In the 'trusted-idp-realmB' bean:
  • Change the "url" value to "http://localhost:8080/auth/realms/realmb/protocol/saml".
  • Change the "protocol" value to "urn:oasis:names:tc:SAML:2.0:profiles:SSO:browser".
  • Change the "certificate" value to "keycloak.cert".
2.2) Configure Fediz to use the Keycloak signing certificate

Copy 'webapps/fediz-idp/WEB-INF/classes/realmb.cert' to a new file called 'webapps/fediz-idp/WEB-INF/classes/keycloak.cert'. Edit this file + delete the content between the "-----BEGIN CERTIFICATE----- / -----END CERTIFICATE-----" tags, pasting instead the Keycloak signing certificate as retrieved in step "1.3" above.

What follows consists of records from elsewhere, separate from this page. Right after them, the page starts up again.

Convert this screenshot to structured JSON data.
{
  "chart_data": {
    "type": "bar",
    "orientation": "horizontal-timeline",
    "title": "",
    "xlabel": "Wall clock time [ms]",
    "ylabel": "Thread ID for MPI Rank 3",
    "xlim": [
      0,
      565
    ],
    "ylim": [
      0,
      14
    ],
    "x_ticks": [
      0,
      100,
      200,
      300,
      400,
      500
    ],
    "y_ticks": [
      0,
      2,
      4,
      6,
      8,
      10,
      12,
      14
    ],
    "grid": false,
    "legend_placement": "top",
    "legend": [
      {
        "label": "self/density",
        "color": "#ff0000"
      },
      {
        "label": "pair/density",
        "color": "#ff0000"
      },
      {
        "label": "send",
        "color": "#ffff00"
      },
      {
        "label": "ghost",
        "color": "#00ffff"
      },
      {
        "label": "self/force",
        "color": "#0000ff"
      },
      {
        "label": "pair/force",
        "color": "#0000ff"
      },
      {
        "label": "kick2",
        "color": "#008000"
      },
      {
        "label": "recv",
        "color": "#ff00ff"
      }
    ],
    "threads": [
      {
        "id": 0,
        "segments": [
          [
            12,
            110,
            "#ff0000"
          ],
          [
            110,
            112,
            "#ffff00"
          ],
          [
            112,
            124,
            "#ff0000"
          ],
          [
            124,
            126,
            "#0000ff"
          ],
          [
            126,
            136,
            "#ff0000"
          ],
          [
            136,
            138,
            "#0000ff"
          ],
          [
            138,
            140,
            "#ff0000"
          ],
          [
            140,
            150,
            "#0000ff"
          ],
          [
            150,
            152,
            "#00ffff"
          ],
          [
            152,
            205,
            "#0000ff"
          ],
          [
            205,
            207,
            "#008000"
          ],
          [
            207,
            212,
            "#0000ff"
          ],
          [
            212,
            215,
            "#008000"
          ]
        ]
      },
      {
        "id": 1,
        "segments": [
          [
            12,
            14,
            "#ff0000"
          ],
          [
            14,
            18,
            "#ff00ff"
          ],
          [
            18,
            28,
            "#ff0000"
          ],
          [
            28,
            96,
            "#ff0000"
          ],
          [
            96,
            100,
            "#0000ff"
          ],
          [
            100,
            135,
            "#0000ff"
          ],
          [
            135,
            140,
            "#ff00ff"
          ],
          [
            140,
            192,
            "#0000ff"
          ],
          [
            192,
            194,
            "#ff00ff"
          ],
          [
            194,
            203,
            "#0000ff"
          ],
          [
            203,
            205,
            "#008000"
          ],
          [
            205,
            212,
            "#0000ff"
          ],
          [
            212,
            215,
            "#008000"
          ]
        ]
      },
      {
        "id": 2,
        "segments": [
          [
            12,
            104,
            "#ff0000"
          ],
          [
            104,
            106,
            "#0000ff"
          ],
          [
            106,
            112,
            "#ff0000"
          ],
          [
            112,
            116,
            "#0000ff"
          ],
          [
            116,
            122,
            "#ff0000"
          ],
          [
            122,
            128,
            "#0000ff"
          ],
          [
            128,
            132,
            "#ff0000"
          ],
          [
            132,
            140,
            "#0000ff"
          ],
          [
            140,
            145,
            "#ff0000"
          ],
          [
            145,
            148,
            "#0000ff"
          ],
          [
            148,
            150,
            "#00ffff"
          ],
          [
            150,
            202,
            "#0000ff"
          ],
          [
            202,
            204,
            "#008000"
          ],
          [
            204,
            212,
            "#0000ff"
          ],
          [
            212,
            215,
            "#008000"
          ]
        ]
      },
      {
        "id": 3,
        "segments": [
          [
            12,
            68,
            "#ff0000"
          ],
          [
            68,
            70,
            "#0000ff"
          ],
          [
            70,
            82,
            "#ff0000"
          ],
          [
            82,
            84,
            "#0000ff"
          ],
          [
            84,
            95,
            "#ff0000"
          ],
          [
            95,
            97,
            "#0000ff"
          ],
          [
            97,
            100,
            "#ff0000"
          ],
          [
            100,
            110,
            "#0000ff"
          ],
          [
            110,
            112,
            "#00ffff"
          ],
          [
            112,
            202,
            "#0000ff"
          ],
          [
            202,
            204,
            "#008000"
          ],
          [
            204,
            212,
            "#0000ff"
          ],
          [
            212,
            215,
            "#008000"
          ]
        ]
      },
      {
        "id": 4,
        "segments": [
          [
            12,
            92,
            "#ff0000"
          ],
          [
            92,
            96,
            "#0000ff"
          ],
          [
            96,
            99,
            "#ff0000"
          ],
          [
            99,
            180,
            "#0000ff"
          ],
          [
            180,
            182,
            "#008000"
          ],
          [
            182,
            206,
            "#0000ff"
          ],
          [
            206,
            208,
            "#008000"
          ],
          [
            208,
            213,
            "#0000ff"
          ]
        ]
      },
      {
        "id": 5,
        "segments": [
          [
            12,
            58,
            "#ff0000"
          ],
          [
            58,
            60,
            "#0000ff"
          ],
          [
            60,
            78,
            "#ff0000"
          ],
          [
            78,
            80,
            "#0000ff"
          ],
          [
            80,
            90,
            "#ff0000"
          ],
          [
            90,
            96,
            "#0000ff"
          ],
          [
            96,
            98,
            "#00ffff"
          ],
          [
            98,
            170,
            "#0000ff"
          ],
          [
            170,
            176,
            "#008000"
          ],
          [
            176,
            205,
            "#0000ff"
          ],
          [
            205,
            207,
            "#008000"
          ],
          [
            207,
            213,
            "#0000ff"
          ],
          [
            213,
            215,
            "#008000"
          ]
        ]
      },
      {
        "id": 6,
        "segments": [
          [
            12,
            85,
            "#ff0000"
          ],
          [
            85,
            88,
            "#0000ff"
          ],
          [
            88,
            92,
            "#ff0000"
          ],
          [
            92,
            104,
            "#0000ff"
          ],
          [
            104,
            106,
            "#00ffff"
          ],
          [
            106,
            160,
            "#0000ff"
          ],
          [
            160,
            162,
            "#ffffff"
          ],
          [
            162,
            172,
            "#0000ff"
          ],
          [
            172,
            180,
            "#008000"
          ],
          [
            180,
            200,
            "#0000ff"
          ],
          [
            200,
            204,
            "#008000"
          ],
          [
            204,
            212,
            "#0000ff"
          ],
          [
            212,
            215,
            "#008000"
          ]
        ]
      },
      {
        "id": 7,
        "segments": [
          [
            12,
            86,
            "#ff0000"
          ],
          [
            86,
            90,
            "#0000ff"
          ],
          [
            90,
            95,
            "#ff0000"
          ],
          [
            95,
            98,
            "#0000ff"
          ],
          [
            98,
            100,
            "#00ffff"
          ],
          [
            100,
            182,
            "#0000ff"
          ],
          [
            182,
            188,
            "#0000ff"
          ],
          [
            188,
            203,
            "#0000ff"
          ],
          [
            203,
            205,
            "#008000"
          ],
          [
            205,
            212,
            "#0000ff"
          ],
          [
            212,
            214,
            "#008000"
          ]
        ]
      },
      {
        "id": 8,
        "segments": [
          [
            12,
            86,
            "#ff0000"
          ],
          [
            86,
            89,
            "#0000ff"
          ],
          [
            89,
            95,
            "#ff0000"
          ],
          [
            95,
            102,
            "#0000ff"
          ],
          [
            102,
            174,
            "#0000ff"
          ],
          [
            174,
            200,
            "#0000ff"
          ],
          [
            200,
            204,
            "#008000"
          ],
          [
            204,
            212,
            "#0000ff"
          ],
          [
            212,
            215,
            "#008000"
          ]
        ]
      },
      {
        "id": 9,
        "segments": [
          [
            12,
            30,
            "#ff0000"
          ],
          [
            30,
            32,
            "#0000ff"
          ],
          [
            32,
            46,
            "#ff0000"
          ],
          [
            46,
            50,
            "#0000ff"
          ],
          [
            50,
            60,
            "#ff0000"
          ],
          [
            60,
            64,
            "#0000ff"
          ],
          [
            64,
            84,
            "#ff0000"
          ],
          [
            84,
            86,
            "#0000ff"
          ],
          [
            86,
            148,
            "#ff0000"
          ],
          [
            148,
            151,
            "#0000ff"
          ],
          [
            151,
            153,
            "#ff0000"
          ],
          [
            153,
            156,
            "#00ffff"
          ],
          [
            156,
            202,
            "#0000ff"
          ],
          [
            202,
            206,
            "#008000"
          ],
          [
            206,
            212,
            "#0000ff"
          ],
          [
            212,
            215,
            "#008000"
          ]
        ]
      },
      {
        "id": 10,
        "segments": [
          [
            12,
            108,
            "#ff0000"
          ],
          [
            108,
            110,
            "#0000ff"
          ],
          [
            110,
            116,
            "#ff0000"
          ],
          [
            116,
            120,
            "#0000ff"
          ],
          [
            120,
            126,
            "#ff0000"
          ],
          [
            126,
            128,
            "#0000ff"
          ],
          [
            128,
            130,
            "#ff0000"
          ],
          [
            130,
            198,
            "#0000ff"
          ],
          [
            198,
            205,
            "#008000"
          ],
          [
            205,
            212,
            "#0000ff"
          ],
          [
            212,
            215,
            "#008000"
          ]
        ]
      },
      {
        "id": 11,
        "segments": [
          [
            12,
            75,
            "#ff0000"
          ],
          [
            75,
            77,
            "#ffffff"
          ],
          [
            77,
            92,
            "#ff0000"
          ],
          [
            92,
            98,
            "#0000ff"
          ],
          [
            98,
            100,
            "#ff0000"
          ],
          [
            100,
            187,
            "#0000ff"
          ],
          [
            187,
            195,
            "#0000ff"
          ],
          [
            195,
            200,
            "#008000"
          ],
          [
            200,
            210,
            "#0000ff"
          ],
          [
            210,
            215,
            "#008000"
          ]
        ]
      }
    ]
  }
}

The STS also needs to trust the Keycloak signing certificate. Copy keycloak.cert into 'webapps/fediz-idp-sts/WEB-INF/classes". In this directory import the keycloak.cert into the STS truststore via:
  • keytool -keystore ststrust.jks -import -file keycloak.cert -storepass storepass -alias keycloak
Restart Fediz to pick up the changes (you may need to remove the persistent storage first).

3) Testing the service

To test the service navigate to:
  • https://localhost:8443/fedizhelloworld/secure/fedservlet
Select "realm B". You should be redirected to the Keycloak authentication page. Enter the user credentials you have created. You will be redirected to Fediz, where it converts the received SAML token to a token in the realm of Fediz (realm A) and redirects to the web application.